At Lissaleen in County Galway, an enclosure of roughly twenty metres across was detected not by anyone walking the land but by a reconnaissance flight in July 1965. The camera caught what the eye on the ground could not: a faint semicircular outline defined by a subtle difference in vegetation growth, the kind of mark that suggests buried or disturbed soil beneath. No surface trace survives today, and a modern field boundary cutting across the south-eastern side has further broken what was already a fragmentary shape.
The 1965 flight, recorded under the Cambridge University Committee for Aerial Photography reference ALR 82, captured the site at a moment when differential crop or grass growth made the buried feature legible from altitude. Such vegetation marks appear when buried ditches or banks alter the moisture and nutrient content of the soil above them, causing plants to grow slightly taller or greener along those lines.
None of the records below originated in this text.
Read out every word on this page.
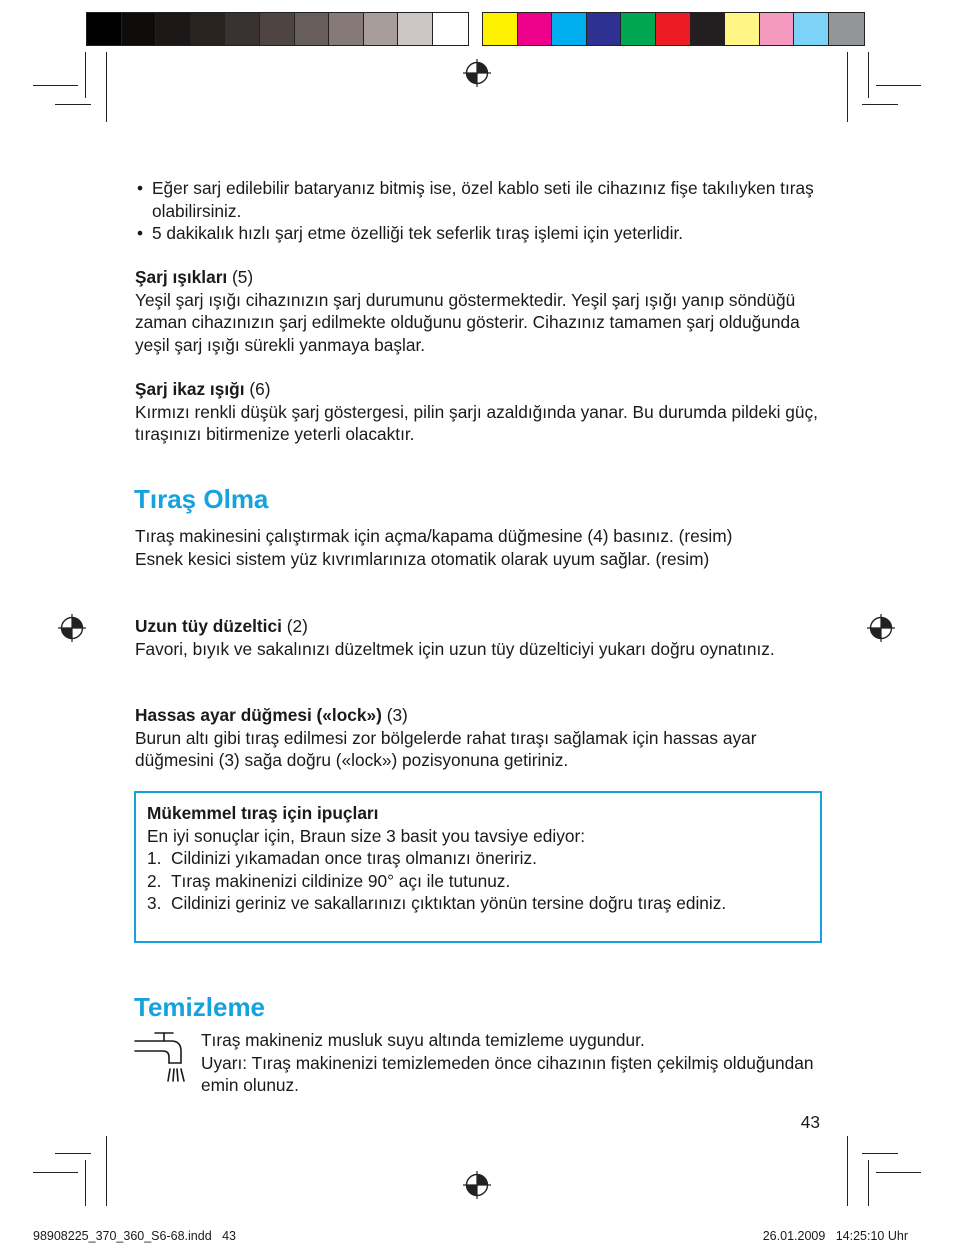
• Eğer sarj edilebilir bataryanız bitmiş ise, özel kablo seti ile cihazınız fişe takılıyken tıraş olabilirsiniz.
• 5 dakikalık hızlı şarj etme özelliği tek seferlik tıraş işlemi için yeterlidir.
Şarj ışıkları (5)
Yeşil şarj ışığı cihazınızın şarj durumunu göstermektedir. Yeşil şarj ışığı yanıp söndüğü zaman cihazınızın şarj edilmekte olduğunu gösterir. Cihazınız tamamen şarj olduğunda yeşil şarj ışığı sürekli yanmaya başlar.
Şarj ikaz ışığı (6)
Kırmızı renkli düşük şarj göstergesi, pilin şarjı azaldığında yanar. Bu durumda pildeki güç, tıraşınızı bitirmenize yeterli olacaktır.
Tıraş Olma
Tıraş makinesini çalıştırmak için açma/kapama düğmesine (4) basınız. (resim)
Esnek kesici sistem yüz kıvrımlarınıza otomatik olarak uyum sağlar. (resim)
Uzun tüy düzeltici (2)
Favori, bıyık ve sakalınızı düzeltmek için uzun tüy düzelticiyi yukarı doğru oynatınız.
Hassas ayar düğmesi («lock») (3)
Burun altı gibi tıraş edilmesi zor bölgelerde rahat tıraşı sağlamak için hassas ayar düğmesini (3) sağa doğru («lock») pozisyonuna getiriniz.
Mükemmel tıraş için ipuçları
En iyi sonuçlar için, Braun size 3 basit you tavsiye ediyor:
1. Cildinizi yıkamadan once tıraş olmanızı öneririz.
2. Tıraş makinenizi cildinize 90° açı ile tutunuz.
3. Cildinizi geriniz ve sakallarınızı çıktıktan yönün tersine doğru tıraş ediniz.
Temizleme
Tıraş makineniz musluk suyu altında temizleme uygundur.
Uyarı: Tıraş makinenizi temizlemeden önce cihazının fişten çekilmiş olduğundan emin olunuz.
43
98908225_370_360_S6-68.indd   43	26.01.2009   14:25:10 Uhr
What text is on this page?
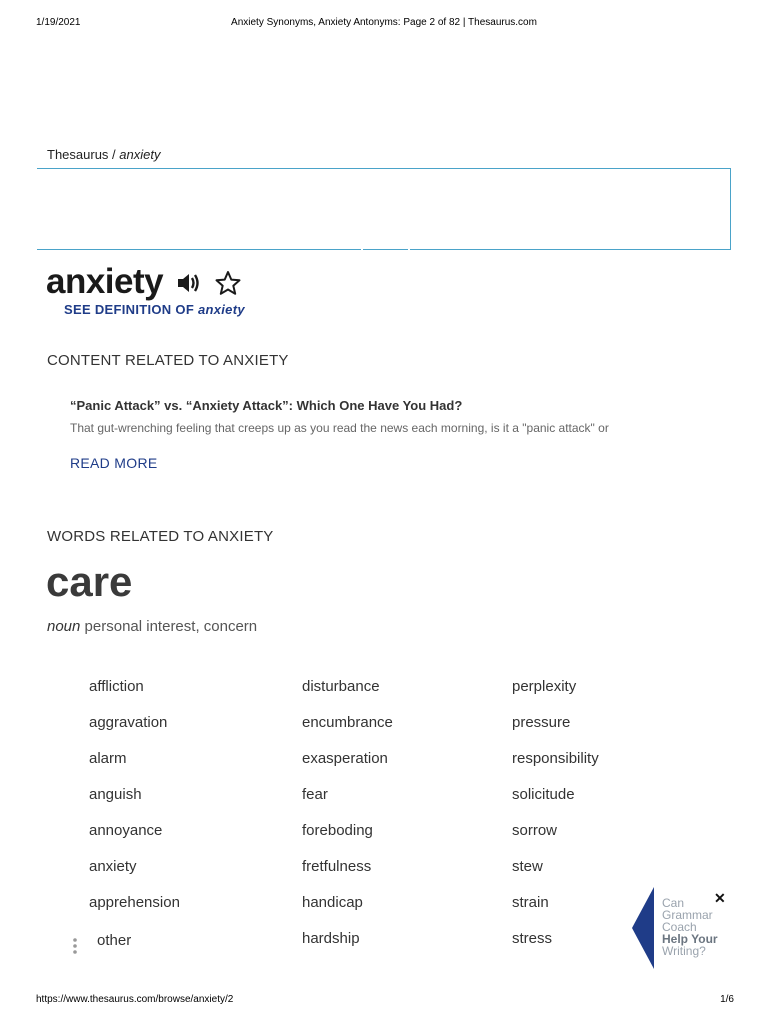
1/19/2021	Anxiety Synonyms, Anxiety Antonyms: Page 2 of 82 | Thesaurus.com
Thesaurus / anxiety
anxiety
SEE DEFINITION OF anxiety
CONTENT RELATED TO ANXIETY
“Panic Attack” vs. “Anxiety Attack”: Which One Have You Had?
That gut-wrenching feeling that creeps up as you read the news each morning, is it a "panic attack" or
READ MORE
WORDS RELATED TO ANXIETY
care
noun personal interest, concern
affliction
aggravation
alarm
anguish
annoyance
anxiety
apprehension
disturbance
encumbrance
exasperation
fear
foreboding
fretfulness
handicap
hardship
perplexity
pressure
responsibility
solicitude
sorrow
stew
strain
stress
other
Can
Grammar
Coach
Help Your
Writing?
✕
https://www.thesaurus.com/browse/anxiety/2	1/6
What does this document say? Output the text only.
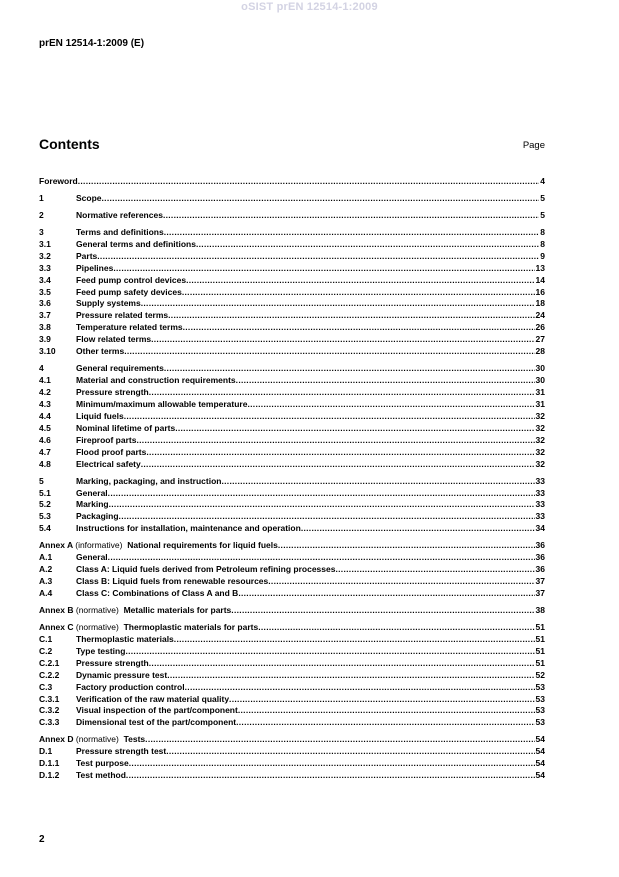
oSIST prEN 12514-1:2009
prEN 12514-1:2009 (E)
Contents	Page
Foreword .....	4
1	Scope .....	5
2	Normative references .....	5
3	Terms and definitions .....	8
3.1	General terms and definitions .....	8
3.2	Parts .....	9
3.3	Pipelines .....	13
3.4	Feed pump control devices .....	14
3.5	Feed pump safety devices .....	16
3.6	Supply systems .....	18
3.7	Pressure related terms .....	24
3.8	Temperature related terms .....	26
3.9	Flow related terms .....	27
3.10	Other terms .....	28
4	General requirements .....	30
4.1	Material and construction requirements .....	30
4.2	Pressure strength .....	31
4.3	Minimum/maximum allowable temperature .....	31
4.4	Liquid fuels .....	32
4.5	Nominal lifetime of parts .....	32
4.6	Fireproof parts .....	32
4.7	Flood proof parts .....	32
4.8	Electrical safety .....	32
5	Marking, packaging, and instruction .....	33
5.1	General .....	33
5.2	Marking .....	33
5.3	Packaging .....	33
5.4	Instructions for installation, maintenance and operation .....	34
Annex A (informative) National requirements for liquid fuels .....	36
A.1	General .....	36
A.2	Class A: Liquid fuels derived from Petroleum refining processes .....	36
A.3	Class B: Liquid fuels from renewable resources .....	37
A.4	Class C: Combinations of Class A and B .....	37
Annex B (normative) Metallic materials for parts .....	38
Annex C (normative) Thermoplastic materials for parts .....	51
C.1	Thermoplastic materials .....	51
C.2	Type testing .....	51
C.2.1	Pressure strength .....	51
C.2.2	Dynamic pressure test .....	52
C.3	Factory production control .....	53
C.3.1	Verification of the raw material quality .....	53
C.3.2	Visual inspection of the part/component .....	53
C.3.3	Dimensional test of the part/component .....	53
Annex D (normative) Tests .....	54
D.1	Pressure strength test .....	54
D.1.1	Test purpose .....	54
D.1.2	Test method .....	54
2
The enclosure sits roughly one hundred metres north-east of a separate, catalogued enclosure nearby, suggesting this part of north Galway may have seen more organised settlement or agricultural activity than the current empty fields imply. A natural hollow lies immediately to the south of the site, which may or may not be connected to however the enclosure was originally used. Without excavation, the date and function of the feature remain open questions.